Mrs Dunne: Mr Corbell is continually misrepresenting the Leader of the Opposition—

MR CORBELL: There is no point of order, Mr Speaker.

MR SPEAKER: It is not a point of order; it is a point for debate.

MR CORBELL: That is the proposition that Mr Smyth is putting to this Assembly. He professes to have concerns about waiting times in our emergency departments, but, when it comes to the crunch, when it comes to the hard decision to put in place some systemic reform to address that, what does he do? He seeks to block it in this place. He professes to have concerns about bed block in our hospitals, but, when it comes to the crunch, when it comes to making the hard decisions about how to address those issues, what does he do? He fudges it and seeks to block it.

When it comes to the crunch—to try to address the level of care and appropriate level of care for nursing home type patients in our hospitals—what does he do? He fudges it. He seeks to block it. That is the proposition that Mr Smyth is putting on the table today. If this motion is successful, he and this Assembly will deny 40 aged care-type patients the opportunity to have transitional care in our hospitals—a level of care suitable for them and paid for by the Commonwealth government.

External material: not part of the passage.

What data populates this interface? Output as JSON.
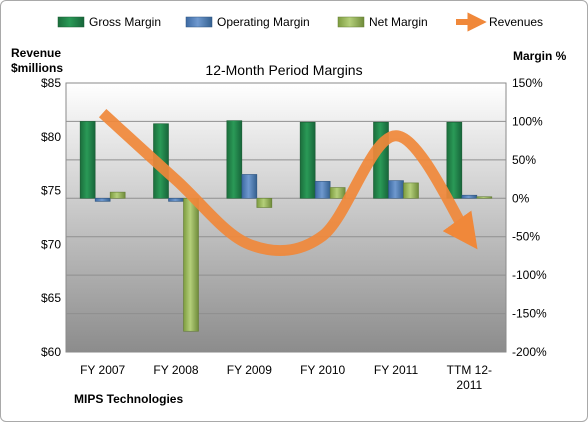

Let us put a few facts very clearly on the table. RILU was established in 1996 and partially funded through an NRMA grant. The service provided at RILU by the medical nursing and allied health staff is delivered in a homelike environment but in all other respects is identical to the type of care provided in Ward 12B. Many patients over the years have benefited from the excellent care and expertise provided by the dedicated staff of the rehabilitation service. No-one is questioning their capacity or their experience and skill.

The RILU model was developed in response to a need identified over 10 years ago specifically for road trauma cases—that is why the NRMA Road Safety Trust funded it—but over the past four to five years the service has changed. It has evolved from its original purpose to be more of a general rehabilitation service as we see today. This current model of service does not exist in many other settings, with the preferred models being for community or home based care as the patient moves on from an acute rehabilitation setting. In addition, over the past decade many other changes have occurred in both the inpatient and community settings that impact on the identified role of RILU and make it timely to reconsider the efficiency of its current operations.